ISLAMABAD: Hakim Mahkamah Agung Jamal Mandokhail menanyakan apakah perwira militer memiliki pengalaman yang diperlukan untuk menjatuhkan hukuman mati pada terdakwa.
Pernyataannya disampaikan dalam sidang banding intra-pengadilan terhadap persidangan sipil di pengadilan militer, yang dilakukan oleh tujuh anggota Mahkamah Konstitusi di bawah pengawasan Hakim Amin-Ud-Din Khan.
Mahkamah Agung, dalam keputusan bulat yang dikeluarkan oleh majelis beranggotakan lima orang, pada tanggal 23 Oktober tahun lalu, menyatakan persidangan warga sipil di pengadilan militer batal demi hukum dan memerintahkan agar 103 tersangka diadili di pengadilan sipil.

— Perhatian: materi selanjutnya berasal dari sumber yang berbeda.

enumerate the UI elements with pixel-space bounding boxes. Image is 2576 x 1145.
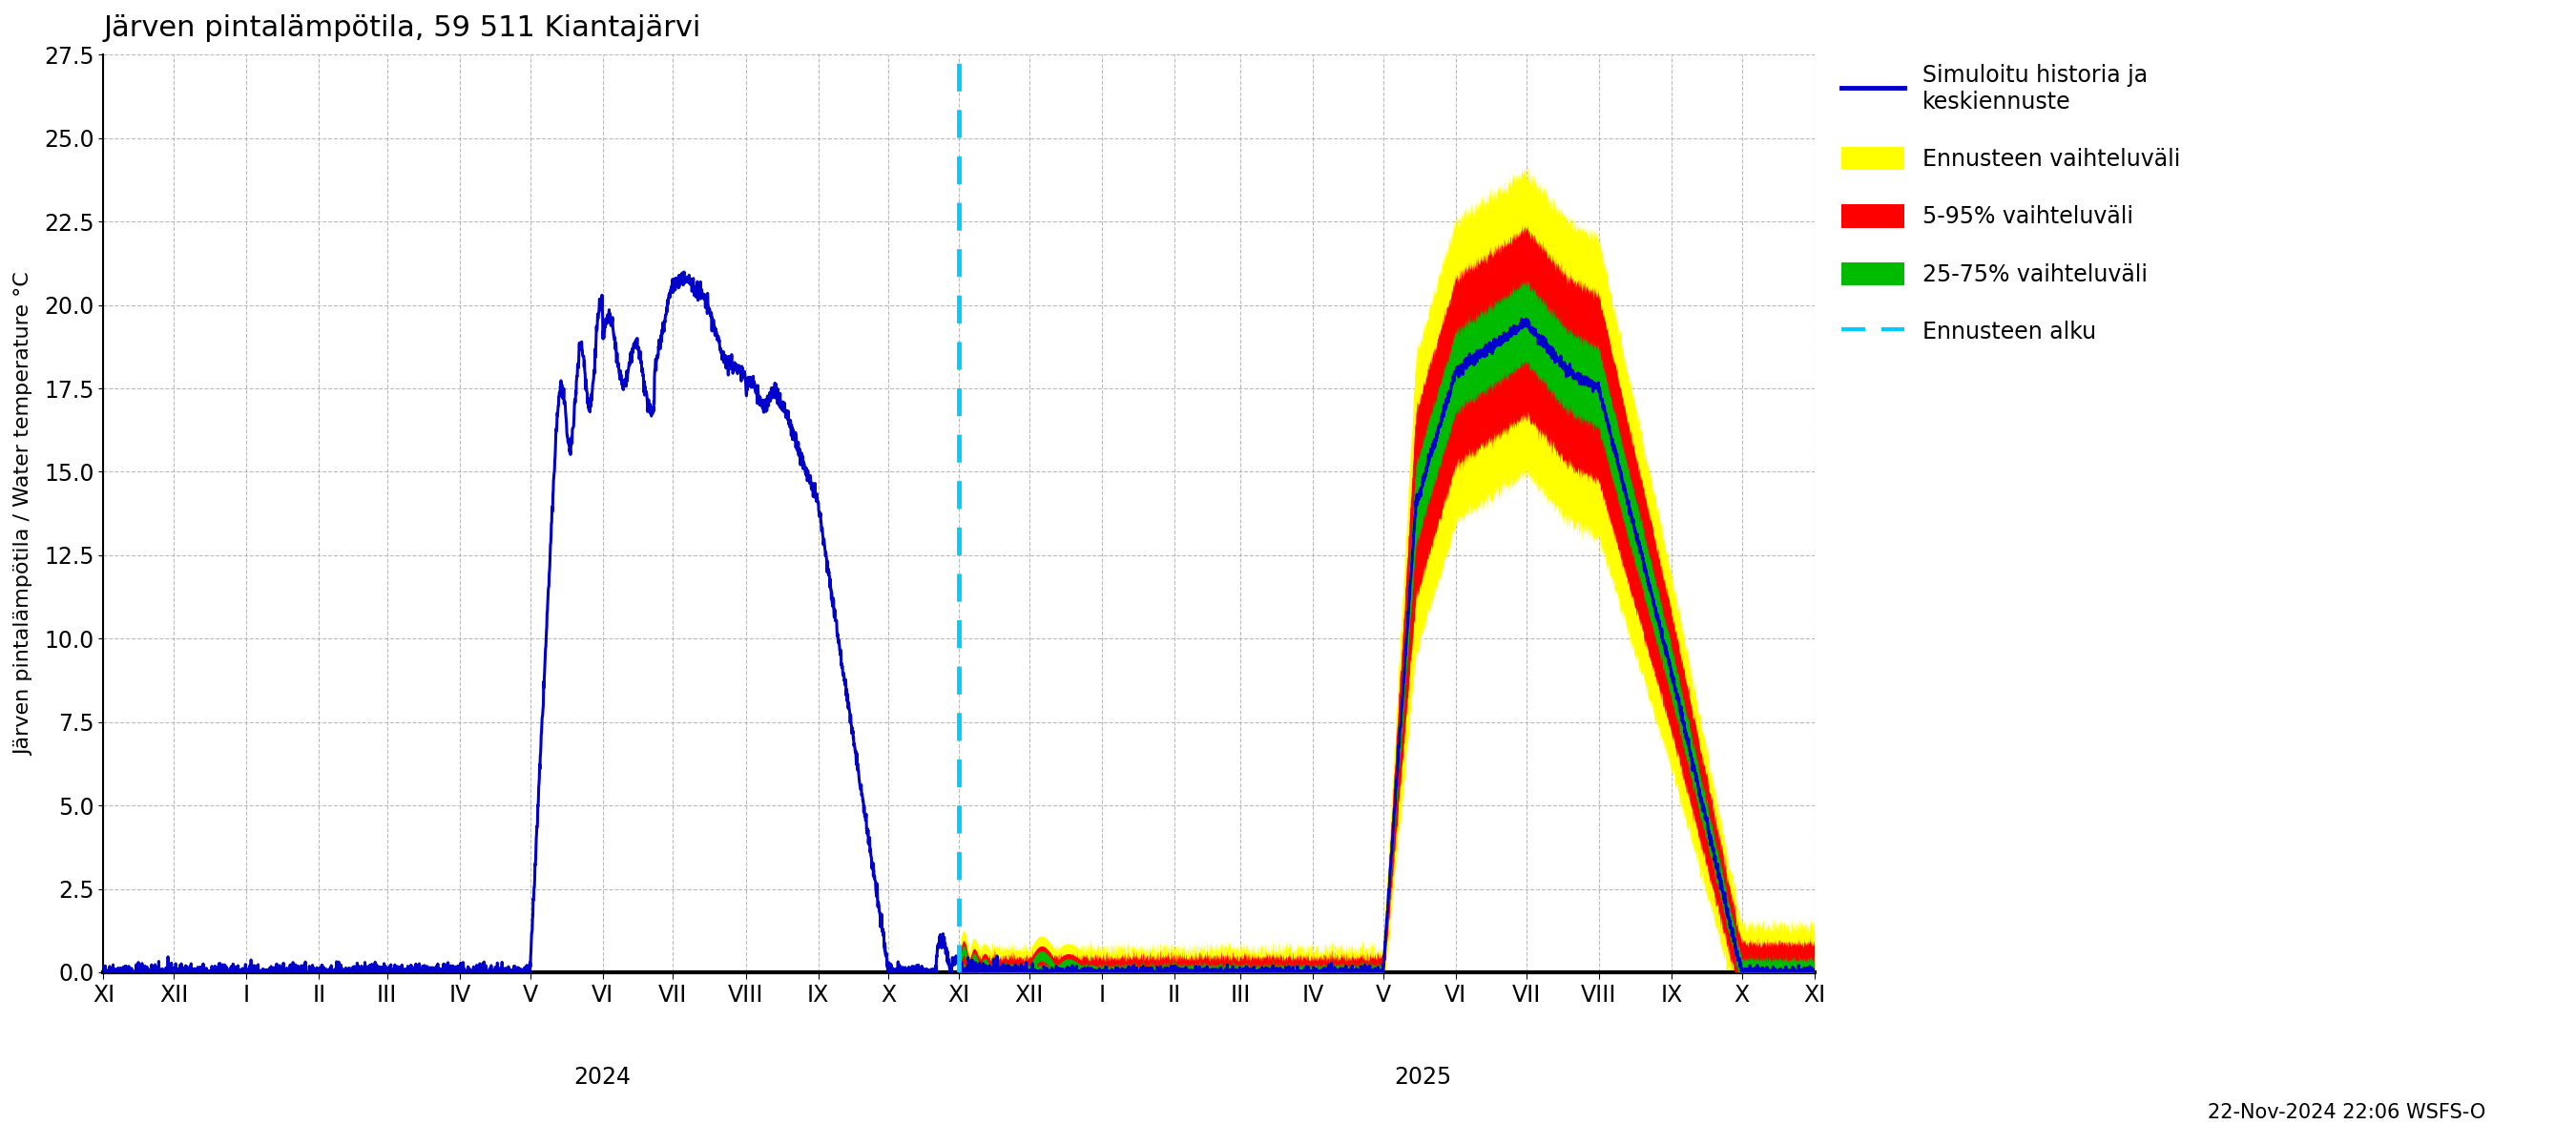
Legend: Simuloitu historia ja
keskiennuste, Ennusteen vaihteluväli, 5-95% vaihteluväli, : Simuloitu historia ja keskiennuste, Ennu…: [1834, 57, 2187, 350]
Text: Järven pintalämpötila, 59 511 Kiantajärvi: Järven pintalämpötila, 59 511 Kiantajärv…: [103, 14, 701, 42]
Text: 2025: 2025: [1394, 1066, 1453, 1089]
Y-axis label: Järven pintalämpötila / Water temperature °C: Järven pintalämpötila / Water temperatur…: [15, 271, 33, 756]
Text: 22-Nov-2024 22:06 WSFS-O: 22-Nov-2024 22:06 WSFS-O: [2208, 1103, 2486, 1122]
Text: 2024: 2024: [574, 1066, 631, 1089]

Namun, pada tanggal 13 Desember 2023, pengadilan tertinggi yang beranggotakan enam orang – dengan Hakim Musarrat Hilali berbeda pendapat – menangguhkan perintah tanggal 23 Oktober mengenai petisi yang menantang putusan sebelumnya, yang kemudian ditentang.
Namun setelah jeda, Mahkamah Konstitusi pada bulan Desember tahun lalu dengan syarat mengizinkan pengadilan militer untuk mengeluarkan putusan khusus terhadap 85 warga sipil yang masih ditahan karena dugaan keterlibatan mereka dalam kerusuhan 9 Mei 2023.
Kerusuhan 9 Mei mengacu pada aksi kekerasan yang dipicu oleh tertangkapnya pendiri PTI dalam kasus korupsi, yang juga menyerang instalasi negara, termasuk Markas Besar.
Hasilnya, pengadilan militer menjatuhkan hukuman kepada 85 terdakwa pada bulan yang sama, namun beberapa hari sebelumnya, 19 terpidana diampuni setelah mereka mengajukan permohonan pengampunan.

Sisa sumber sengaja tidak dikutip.